Repatriation could create new issues

Closing down the camps may ease the building pressure on Pakistan to combat militancy within its borders, but observers say the move could cause more problems than it solves.

An exodus of poor Afghans is likely to exacerbate existing social and economic problems inside Afghanistan. Moreover, refugees without a home or means to support themselves could fall in with the Taliban, either out of resentment or a practical need to survive.

"They're made a scapegoat," says Behroz Khan, a prominent journalist in Peshawar. "If these families are sent back by force ... these people will turn toward those forces that are against Pakistan."

Some 2.8 million Afghans have already voluntarily repatriated since 2002. Those who remain in camps feel they would be vulnerable if they return to Afghanistan, mostly because they are without land or shelter.

"I want to stay here.
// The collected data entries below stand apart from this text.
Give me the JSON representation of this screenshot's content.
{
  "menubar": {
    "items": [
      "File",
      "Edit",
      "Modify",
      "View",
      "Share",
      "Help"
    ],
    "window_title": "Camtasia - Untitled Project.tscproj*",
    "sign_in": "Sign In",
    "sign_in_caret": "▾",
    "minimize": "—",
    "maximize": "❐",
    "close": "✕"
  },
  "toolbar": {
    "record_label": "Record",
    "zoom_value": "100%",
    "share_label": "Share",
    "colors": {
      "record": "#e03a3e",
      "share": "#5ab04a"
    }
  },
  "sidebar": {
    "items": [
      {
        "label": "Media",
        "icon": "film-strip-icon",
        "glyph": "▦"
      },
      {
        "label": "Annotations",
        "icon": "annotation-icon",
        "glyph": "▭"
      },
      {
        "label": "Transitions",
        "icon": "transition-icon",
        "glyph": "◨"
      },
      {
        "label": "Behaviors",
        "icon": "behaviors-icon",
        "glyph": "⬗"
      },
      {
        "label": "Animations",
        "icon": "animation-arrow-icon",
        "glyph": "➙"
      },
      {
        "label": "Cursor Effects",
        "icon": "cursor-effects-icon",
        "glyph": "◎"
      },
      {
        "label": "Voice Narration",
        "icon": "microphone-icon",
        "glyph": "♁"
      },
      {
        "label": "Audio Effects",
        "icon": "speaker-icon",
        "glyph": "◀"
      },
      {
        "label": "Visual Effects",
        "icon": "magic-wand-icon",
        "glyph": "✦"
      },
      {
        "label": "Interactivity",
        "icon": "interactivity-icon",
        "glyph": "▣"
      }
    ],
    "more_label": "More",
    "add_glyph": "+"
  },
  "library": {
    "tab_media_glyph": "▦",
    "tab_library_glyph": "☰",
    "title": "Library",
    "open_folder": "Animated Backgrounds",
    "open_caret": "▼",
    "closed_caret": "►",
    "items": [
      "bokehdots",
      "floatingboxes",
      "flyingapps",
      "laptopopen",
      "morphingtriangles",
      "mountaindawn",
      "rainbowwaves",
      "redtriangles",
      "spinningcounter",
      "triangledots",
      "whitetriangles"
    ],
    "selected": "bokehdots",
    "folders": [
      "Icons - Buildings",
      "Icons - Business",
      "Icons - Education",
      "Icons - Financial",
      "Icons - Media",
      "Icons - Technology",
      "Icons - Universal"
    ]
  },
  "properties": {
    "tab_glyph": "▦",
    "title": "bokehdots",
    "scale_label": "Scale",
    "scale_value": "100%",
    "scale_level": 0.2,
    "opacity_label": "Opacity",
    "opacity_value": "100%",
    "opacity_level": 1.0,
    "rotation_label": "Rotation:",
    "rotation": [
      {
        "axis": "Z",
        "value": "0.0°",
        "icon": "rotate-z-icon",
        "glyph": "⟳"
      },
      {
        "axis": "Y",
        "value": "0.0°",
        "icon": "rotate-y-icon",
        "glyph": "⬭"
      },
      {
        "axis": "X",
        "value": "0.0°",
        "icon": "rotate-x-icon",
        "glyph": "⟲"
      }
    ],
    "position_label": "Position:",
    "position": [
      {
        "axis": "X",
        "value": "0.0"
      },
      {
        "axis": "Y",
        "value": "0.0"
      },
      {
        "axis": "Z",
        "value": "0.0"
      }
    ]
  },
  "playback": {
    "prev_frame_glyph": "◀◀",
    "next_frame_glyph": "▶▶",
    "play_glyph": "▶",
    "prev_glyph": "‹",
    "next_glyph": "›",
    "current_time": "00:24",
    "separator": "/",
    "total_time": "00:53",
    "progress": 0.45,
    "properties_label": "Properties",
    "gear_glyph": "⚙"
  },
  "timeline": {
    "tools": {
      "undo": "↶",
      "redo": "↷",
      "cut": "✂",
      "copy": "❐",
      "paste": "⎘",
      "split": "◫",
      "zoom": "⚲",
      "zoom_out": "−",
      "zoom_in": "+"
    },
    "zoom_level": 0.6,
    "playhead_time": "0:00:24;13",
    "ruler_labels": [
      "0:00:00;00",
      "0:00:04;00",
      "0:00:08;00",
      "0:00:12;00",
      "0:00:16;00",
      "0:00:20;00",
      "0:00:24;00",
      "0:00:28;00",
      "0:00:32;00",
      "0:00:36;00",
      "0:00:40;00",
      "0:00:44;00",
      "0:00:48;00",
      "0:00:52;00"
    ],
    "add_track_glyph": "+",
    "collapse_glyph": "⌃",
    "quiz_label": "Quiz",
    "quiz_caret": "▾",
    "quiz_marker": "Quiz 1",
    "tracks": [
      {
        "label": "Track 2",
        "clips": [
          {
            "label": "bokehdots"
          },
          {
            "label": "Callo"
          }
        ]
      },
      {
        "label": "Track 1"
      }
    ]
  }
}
The government [in Afghanistan] is not in a favorable position. We have no residence in Afghanistan," says Mr. Afzal, originally from Kunduz Province in Afghanistan.

Better life in camps than back home

While conditions are poor in the Jalozai camp, many Afghans live better here than they would in Afghanistan, with well-built mud houses and well-kept schools. UNHCR, the UN refugee agency, provides mobile health-care centers and water, amenities they may lack in a land many of them barely know.

Whether the largely Pashtun refugee population stays or goes, many in Washington say that assisting them is crucial in stemming the tide of Taliban militancy.

"[W]e need programs that address the grievances, the aspirations of the Pashtun population on both sides of that border," James Dobbins, an analyst at the RAND Corporation, told a recent Congressional hearing about Afghanistan's security.

Last week, a tripartite meeting of officials from Pakistan, Afghanistan, and UNHCR decided that refugees in the four camps scheduled to be closed this year will be given a choice: either to repatriate with assistance from UNHCR or to move to other camps that will remain open until 2009. In addition, more than 2 million Afghans recently registered with the government under a UNHCR program, granting them temporary resident status in Pakistan for three years.

Finding a solution to the problem is likely to be difficult, observers agree. Pakistan is not a signatory to the UN's 1951 Refugee Convention or its subsequent protocols, meaning there is no clear-cut policy on how to handle refugees here.

Many hope alternative solutions can be agreed upon. "We believe there should be a number of options. We have to look at ... how to address those who can't go home," says Vivian Tan, UNHCR's senior regional public information officer in Islamabad.